AIDS 2020: Racism, COVID, HIV, and Grassroots Movements
AIDS 2020 Virtual began with a stellar Opening Plenary by Greg Millett, Vice President and Directory of Public Policy at amFAR: The Foundation for AIDS Research, setting the stage for the important and necessary conversations on anti-Blackness and racism in public health. In his talk “On Black lives in the era of COVID & HIV”—I highly recommend listening to the entire talk, jam packed full of data and bold truths—Millett weaves data on the long standing racial disparities in HIV diagnosis and treatment outcomes with the emerging data illuminating similar disparities in COVID outcomes. “For the past 40 years, the AIDS response in the U.S. has been marked by stark racial disparities. In his opening plenary at the 2020 virtual International AIDS Conference, Millett, amfAR VP and Director of Public Policy, explores these disparities in multiple contexts and populations, as well as their drivers and solutions. Millett was among the first to draw attention to racial disparities in today’s COVID-19 pandemic and he discusses the disproportionate Impact of COVID-19 on black and brown communities.” With his keen ability to link science and policy, he knits together the historical racism and structural inequities producing these similar health inequities in two different pandemics. Birthed by slavery’s legacy and underscored by the vast gap in wealth distribution and allocation of public infrastructures, social determinants of health support health trajectories. For Blacks, the impact of poverty, housing, and segregation/isolation are behind the data we see in both the HIV and COVID pandemics. Finally, Millett reminds us that any gains we have made in the HIV field have been in tandem with community. As we grapple now with belatedly unpacking the systemic racism and newly tackling COVID, how might public health address these crisis in tandem with community?
“While we are in the same turbulent water, we are not all in the same boat” admonishes Dr. Celeste Watkins-Hayes in her Thursday morning Plenary titled “The Road Ahead: Addressing Injuries of Inequality in the HIV/AIDS Pandemic.” Dr. Watkins-Hayes is a Professor of Sociology and African American Studies at Northwestern University and Author of the recently published Remaking A Life: How Women Living With HIV Confront Inequality. Based on her years of qualitative research that went into the development of her groundbreaking book, Dr. Hayes-Watkins shares how sites of trauma can become sites of intervention. She proposes utilizing social science frameworks to help analyze and map the roads ahead, taking into account the historical legacy of anti-Black violence, slavery, colonialism, and modern technologies of containment. This talk provides hope in the form of structures we can invest in as a public health sector—what she refers to as “framing institutions” that can cultivate resilience.

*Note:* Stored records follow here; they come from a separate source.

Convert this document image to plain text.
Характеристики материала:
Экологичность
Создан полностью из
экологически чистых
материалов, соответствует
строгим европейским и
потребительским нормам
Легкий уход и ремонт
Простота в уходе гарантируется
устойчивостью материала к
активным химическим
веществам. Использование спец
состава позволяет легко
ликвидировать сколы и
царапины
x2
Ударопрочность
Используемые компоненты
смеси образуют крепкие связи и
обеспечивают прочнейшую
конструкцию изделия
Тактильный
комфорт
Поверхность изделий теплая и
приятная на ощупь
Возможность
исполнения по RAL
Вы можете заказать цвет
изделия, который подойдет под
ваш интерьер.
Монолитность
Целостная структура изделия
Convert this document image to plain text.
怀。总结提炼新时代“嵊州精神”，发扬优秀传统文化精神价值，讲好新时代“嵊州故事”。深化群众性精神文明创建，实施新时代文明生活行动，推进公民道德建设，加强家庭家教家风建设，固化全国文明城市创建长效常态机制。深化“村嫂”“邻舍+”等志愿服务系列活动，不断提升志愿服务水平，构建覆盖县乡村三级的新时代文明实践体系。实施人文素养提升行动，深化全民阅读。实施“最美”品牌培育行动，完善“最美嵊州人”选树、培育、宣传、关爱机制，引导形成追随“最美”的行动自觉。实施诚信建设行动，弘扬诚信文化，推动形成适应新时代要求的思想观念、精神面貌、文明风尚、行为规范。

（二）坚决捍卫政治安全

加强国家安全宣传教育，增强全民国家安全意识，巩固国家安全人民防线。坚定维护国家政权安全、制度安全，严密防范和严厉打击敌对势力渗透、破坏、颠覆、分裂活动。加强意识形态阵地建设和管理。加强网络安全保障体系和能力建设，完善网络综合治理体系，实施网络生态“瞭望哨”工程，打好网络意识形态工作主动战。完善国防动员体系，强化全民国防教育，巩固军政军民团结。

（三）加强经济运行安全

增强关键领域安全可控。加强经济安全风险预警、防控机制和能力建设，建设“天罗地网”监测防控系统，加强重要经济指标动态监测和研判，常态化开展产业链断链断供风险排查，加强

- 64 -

For more, follow Dr. Watkins-Hayes on Facebook and check out the Remaking a Life website. For an additional perspective on the legacy and promise of the investments made in the domestic HIV/AIDS space, read Cleve Jones recent piece in the The Guardian: I witnessed the horror of HIV/AIDS 30 years ago. This is how we can conquer a pandemic.
UCSF’s Associate Professor in the department of Family Health Care Nursing Dr. Monica McLemore, drew lessons from successful, intersectional grassroots movement work to consider as approaches to HIV and COVID. Reproductive Justice and Black Lives Matter/The Movement for Black lives began with a human rights framework. In common, the movements center lives free from violence. Black Lives Matter prioritizes decentralization, linkages and connections that are deep and expansive, being nimble, local control and accountability, and platforms with theoretical basis. Reproductive Justice prioritizes autonomy and options with dignity, recognizes there is no health equity or economic justice without reproductive justice, and pleasure and consent. With these priorities in mind and turning our attention to the Millennium Development Goals we need to use a middle range theory + praxis + strategies that are embedded in a human rights approach.